If you can afford it, you’ll want to pay for supplemental insurance. There are a lot of plans, and the average is around $150 a month. You’ll want to shop around because all of them don’t cover the same amount, both dollar wise and services. It’s still a smarter move if you can afford it… but can you?

If we take the numbers above, you’ve already spend $135 a month on health care, which means you’re left with $1,512 if you’re single; remember, this is based on the average, which many people aren’t close to. If you have to pay rent monthly, you’re not going to have much left for food or any other bills… if you’re lucky. Even if your house is paid off, you’re going to have to pay yearly taxes. If you’re willing to sell your house you can defer monetary fear for a while, but if you’re not adding to it then it won’t last long.

We’re not trying to scare anyone, but these are the realities that most people deal with without knowing it was coming. This is why 80% of the senior population is still working. This isn’t a bad place to be overall, but it’s not what you thought you signed up for all those years ago.

This means you’ll still need to work, but you might have options. As salary has gone up, you might be able to make enough money so you only have to work part time. However, you still have to remember that money is taxable… depending on a couple of circumstances.

If your total income (either because of the part time job or the amount of Social Security you’re getting monthly) is over $25,000 a year and you’re single, you’ll have to pay on 85% of it, which is depressing; if you’re a couple, it’s $32,000. Depending on which state you live in, your Social Security also becomes taxable, but the amount varies by state.

These numbers are for “average” people. If you were in the military and receive a disability exemption, the threshold’s change, and you’ll probably have Tricare (the military insurance in place today) as well as being able to go to a VA hospital. If you worked in either state or federal government, you might have your insurance covered, depending on the job or the agency you worked for.

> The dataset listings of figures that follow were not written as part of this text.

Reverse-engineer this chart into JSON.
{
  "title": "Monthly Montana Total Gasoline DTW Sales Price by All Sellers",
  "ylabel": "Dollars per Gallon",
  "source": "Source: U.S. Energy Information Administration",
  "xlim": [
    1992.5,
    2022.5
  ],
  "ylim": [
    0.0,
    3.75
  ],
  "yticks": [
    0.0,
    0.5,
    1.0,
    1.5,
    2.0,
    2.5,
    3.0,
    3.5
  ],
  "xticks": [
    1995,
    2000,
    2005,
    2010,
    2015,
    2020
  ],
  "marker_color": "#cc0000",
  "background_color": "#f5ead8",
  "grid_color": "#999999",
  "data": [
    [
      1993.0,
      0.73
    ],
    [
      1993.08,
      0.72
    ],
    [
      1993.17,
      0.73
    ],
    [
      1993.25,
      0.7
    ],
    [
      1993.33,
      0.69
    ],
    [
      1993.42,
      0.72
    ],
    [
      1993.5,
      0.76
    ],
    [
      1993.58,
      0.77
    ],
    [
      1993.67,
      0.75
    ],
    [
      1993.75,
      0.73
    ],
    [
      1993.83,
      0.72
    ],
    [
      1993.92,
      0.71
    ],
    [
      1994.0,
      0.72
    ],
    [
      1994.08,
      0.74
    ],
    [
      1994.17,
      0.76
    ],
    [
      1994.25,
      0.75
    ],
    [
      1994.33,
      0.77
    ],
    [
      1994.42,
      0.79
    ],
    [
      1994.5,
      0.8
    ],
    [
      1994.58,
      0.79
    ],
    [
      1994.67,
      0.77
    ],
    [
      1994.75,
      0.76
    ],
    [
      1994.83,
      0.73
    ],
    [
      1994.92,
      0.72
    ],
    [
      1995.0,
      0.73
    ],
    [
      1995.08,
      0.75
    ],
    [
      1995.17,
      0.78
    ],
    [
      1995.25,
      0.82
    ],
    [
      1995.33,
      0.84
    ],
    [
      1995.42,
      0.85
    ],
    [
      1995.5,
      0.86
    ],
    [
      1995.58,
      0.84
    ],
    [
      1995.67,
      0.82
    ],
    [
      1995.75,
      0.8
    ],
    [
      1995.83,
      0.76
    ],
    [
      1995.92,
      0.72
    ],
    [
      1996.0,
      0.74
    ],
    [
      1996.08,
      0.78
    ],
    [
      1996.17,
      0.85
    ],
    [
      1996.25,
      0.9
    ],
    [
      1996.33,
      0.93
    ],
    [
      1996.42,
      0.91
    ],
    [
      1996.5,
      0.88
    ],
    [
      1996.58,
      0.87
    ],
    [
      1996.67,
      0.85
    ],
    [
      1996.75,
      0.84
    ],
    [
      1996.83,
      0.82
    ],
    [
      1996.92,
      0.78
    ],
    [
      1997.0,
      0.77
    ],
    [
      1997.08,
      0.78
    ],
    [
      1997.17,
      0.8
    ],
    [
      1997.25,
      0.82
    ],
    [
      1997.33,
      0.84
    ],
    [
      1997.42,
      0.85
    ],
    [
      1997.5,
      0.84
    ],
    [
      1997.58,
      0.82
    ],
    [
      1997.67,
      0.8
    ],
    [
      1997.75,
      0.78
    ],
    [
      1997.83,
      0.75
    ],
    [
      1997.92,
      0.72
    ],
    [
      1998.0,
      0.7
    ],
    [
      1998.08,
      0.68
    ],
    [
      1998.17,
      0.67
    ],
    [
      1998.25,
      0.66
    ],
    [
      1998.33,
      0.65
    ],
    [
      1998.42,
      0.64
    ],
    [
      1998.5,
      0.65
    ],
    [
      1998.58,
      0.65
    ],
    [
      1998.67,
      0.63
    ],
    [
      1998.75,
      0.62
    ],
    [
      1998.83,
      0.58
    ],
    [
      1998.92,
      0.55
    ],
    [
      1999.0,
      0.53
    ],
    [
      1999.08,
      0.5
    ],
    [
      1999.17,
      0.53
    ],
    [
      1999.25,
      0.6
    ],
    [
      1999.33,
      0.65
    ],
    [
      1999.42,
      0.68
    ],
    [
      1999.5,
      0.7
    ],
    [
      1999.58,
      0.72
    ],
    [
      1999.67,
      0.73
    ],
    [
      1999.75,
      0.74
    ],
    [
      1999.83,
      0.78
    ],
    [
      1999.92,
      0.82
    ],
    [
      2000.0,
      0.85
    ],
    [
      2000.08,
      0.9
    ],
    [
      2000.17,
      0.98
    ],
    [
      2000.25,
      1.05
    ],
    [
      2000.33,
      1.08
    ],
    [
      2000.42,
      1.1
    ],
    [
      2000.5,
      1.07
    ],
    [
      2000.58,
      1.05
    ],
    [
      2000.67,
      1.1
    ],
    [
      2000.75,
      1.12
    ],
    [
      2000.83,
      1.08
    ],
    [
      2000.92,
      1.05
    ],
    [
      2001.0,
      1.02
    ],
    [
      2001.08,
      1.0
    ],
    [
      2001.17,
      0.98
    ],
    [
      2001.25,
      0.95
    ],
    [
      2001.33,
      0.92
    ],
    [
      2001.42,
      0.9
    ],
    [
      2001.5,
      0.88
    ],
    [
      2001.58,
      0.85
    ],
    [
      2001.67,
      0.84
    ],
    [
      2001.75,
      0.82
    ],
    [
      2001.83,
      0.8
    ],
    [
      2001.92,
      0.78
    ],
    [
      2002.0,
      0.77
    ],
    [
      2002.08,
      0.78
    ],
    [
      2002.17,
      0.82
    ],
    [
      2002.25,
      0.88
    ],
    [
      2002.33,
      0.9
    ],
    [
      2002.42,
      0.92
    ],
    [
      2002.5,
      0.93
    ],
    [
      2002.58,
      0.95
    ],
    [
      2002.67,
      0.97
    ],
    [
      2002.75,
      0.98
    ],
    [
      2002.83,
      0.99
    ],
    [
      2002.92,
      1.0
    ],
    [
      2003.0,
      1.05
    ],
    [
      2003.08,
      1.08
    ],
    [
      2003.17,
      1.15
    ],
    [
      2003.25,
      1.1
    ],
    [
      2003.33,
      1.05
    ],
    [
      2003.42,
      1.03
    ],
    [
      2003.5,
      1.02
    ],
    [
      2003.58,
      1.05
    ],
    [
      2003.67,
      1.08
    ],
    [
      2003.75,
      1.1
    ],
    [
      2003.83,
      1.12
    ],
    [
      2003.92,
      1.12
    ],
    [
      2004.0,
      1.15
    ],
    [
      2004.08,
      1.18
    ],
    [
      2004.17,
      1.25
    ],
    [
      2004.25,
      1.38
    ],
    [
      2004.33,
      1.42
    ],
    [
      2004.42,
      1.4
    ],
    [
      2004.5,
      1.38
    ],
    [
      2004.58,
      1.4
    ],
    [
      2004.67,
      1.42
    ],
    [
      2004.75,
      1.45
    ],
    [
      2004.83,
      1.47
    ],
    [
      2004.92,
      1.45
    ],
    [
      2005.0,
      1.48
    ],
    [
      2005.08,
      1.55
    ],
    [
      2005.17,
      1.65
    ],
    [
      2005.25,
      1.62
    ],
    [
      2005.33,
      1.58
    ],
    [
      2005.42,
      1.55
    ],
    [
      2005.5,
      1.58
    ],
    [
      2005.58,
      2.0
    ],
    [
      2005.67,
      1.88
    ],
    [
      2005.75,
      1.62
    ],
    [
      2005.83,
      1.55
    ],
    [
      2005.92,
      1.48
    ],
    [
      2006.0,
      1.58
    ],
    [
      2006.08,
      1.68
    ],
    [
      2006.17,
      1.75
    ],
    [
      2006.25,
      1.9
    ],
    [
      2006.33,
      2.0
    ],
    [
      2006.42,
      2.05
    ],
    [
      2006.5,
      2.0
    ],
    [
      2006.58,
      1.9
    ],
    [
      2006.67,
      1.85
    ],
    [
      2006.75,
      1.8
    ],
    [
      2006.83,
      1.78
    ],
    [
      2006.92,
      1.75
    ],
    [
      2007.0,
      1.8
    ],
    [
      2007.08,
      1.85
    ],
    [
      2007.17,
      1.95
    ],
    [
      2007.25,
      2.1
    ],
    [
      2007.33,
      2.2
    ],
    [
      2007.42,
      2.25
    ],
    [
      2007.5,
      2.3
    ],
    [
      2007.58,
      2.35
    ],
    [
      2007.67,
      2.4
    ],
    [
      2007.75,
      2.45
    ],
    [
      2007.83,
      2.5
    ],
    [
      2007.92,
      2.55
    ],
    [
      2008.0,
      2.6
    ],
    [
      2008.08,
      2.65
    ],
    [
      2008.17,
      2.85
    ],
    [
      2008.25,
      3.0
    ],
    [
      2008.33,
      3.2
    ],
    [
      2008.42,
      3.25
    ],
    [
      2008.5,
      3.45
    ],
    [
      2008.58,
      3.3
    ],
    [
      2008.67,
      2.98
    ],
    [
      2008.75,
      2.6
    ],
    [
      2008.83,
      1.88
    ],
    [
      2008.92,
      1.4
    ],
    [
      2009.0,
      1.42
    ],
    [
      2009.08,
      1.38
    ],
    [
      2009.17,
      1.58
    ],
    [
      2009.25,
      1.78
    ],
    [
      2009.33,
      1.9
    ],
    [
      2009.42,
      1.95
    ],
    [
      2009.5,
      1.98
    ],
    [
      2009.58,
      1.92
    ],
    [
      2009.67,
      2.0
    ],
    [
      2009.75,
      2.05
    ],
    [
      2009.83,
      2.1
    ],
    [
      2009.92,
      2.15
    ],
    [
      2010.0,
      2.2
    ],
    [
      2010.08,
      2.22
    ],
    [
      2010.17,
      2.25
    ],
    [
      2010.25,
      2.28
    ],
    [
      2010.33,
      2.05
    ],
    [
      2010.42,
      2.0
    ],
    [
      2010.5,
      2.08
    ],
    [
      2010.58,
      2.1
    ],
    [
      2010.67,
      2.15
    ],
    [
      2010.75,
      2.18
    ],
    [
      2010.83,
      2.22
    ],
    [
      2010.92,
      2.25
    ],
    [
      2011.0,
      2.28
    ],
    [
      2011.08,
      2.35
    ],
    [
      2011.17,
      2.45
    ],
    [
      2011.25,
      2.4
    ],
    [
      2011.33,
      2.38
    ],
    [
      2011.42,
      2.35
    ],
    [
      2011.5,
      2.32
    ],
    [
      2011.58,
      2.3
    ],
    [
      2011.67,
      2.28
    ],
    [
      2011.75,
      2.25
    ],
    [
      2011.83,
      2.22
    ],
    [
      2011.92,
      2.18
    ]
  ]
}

Depending on those circumstances, it all comes down to first budgeting to see what you’re going to need to buy on a constant basis, and how much money you’ll need for that… as well as extra “just in case” money. Think about the particulars: food; gas for your car; car and life insurance, etc, as well as the other insurances mentioned if you need to purchase them. After that, think about how many hours you’re willing to work if you need do, and work on finding a job paying an amount that lets you work part time hours unless you want to work full time.

The thing about working full time is you’ll have insurance coverage, and many part time jobs offer insurance at a lower rate. Any time you can cut costs and still get benefits helps greatly. By the way, there are part time jobs that might not pay for benefits, but they pay well hourly; maybe you’d like to walk dogs or become a part time companion for someone older or sicker or someone who needs a few more services while they’re living at home. You didn’t hear this from us (cough), but some of the people who provide these kinds of services are earning anywhere between $30 and $50 an hour; it’s something to think about.

We don’t have all the answers for every person because everyone’s circumstances are different. However, if you’re closer to 55, you need to start thinking about your financial future now if you haven’t considered it. If you’re closer to Social Security age, you still have a little bit of time to decide what you need to do for your safety and security. Don’t run from this; it’ll get to all of us eventually.